Она усмехнулась, достав пачку тонких Kiss.
– Как догадался?
– Сальными глазками он на тебя смотрел, – я отвернулся и взглянул на реку. Лера встала рядом, закурив и оперевшись на перила. – Так, будто очень не хотел отпускать.
Лера пожала плечами, облизнув пересохшую нижнюю губу. Я даже в темноте видел, какого болезненного состояния у нее были губы.
– Развяжись с этими уродами, – попросил я, тоже закурив. – Слышь, Лер? Прикопают под Битцевским, никто не найдет потом. Без шуток.
– Это любовь.
– Я тебя люблю, – рассмеялся я, ткнув ее в бок. Локоть ударился об ее худые ребра.

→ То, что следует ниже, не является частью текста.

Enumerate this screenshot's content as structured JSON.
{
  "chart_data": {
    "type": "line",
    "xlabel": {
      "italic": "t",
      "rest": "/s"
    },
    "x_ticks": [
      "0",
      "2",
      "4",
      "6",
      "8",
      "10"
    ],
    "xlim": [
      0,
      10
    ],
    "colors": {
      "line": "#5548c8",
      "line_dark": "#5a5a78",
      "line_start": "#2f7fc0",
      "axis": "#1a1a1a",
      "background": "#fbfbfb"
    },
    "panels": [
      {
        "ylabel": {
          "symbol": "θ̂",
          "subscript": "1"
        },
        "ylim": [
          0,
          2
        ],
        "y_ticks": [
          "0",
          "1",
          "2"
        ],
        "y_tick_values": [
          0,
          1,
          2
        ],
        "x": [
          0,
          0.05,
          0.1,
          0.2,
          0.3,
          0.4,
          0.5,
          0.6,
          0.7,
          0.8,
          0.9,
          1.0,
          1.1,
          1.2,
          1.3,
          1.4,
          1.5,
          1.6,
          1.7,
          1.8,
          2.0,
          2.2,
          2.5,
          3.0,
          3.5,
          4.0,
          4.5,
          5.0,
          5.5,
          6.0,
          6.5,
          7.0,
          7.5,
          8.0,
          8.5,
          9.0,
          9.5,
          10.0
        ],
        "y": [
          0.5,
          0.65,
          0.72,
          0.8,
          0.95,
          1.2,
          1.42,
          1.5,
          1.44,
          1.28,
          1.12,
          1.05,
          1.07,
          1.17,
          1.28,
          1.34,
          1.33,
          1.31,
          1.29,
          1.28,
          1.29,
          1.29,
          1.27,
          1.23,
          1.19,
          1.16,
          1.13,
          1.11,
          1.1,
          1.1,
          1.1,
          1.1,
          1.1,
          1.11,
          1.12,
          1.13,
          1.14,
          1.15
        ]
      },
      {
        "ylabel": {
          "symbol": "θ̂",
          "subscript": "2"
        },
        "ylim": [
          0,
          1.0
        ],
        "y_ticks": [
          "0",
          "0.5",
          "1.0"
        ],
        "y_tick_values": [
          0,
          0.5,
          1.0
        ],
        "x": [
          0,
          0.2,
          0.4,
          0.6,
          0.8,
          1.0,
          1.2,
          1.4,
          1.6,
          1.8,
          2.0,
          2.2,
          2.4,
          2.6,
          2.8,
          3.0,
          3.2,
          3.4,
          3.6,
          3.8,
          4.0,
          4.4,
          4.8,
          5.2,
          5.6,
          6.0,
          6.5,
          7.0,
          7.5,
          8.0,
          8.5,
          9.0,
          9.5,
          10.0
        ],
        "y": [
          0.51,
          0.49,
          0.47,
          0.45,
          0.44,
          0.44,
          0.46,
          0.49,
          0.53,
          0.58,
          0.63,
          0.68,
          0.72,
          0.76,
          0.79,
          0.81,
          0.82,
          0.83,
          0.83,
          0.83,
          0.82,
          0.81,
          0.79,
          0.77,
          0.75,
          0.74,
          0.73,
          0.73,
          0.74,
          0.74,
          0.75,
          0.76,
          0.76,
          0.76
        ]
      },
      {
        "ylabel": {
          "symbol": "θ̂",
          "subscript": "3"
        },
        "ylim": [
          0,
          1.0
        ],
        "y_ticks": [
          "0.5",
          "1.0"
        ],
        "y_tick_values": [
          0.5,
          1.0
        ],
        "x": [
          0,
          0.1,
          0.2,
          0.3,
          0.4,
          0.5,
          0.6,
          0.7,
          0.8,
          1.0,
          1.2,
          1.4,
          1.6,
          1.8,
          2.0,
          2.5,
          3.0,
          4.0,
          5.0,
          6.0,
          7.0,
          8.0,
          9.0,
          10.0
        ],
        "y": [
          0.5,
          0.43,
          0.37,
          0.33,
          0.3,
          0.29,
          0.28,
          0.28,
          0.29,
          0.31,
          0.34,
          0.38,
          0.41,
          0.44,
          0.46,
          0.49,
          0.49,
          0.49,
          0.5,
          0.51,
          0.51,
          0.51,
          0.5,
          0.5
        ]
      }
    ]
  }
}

Она была старше меня всего на несколько лет: в июне ей исполнилось семнадцать, мы целовались под сиренью, а потом она укатила на чьей-то «бэхе» отмечать праздник.
Лера замялась.
– Домой неохота, – она съехала с темы так же коряво, как в пять лет каталась на скейте. – Но батя нервничает, надо грести. Опять за сигареты орать будет.
– Поэтому ты прям перед домом покурить решила? – я не сдержал смешка.
– А по-другому батино нудение вынести, что ли, можно?
Она затушила окурок о перила и скинула бычок в Чертановку. И Валерка так низко склонилась над речкой, почти переваливаясь вниз с перил, что мне захотелось в ту же секунду дернуть ее обратно. Кудрявые волосы совсем заслонили красивый профиль с прямым носом. И все-таки совсем она не была похожа на Валюху: он напоминал рубаху-парня, а Лера – древнегреческую богиню.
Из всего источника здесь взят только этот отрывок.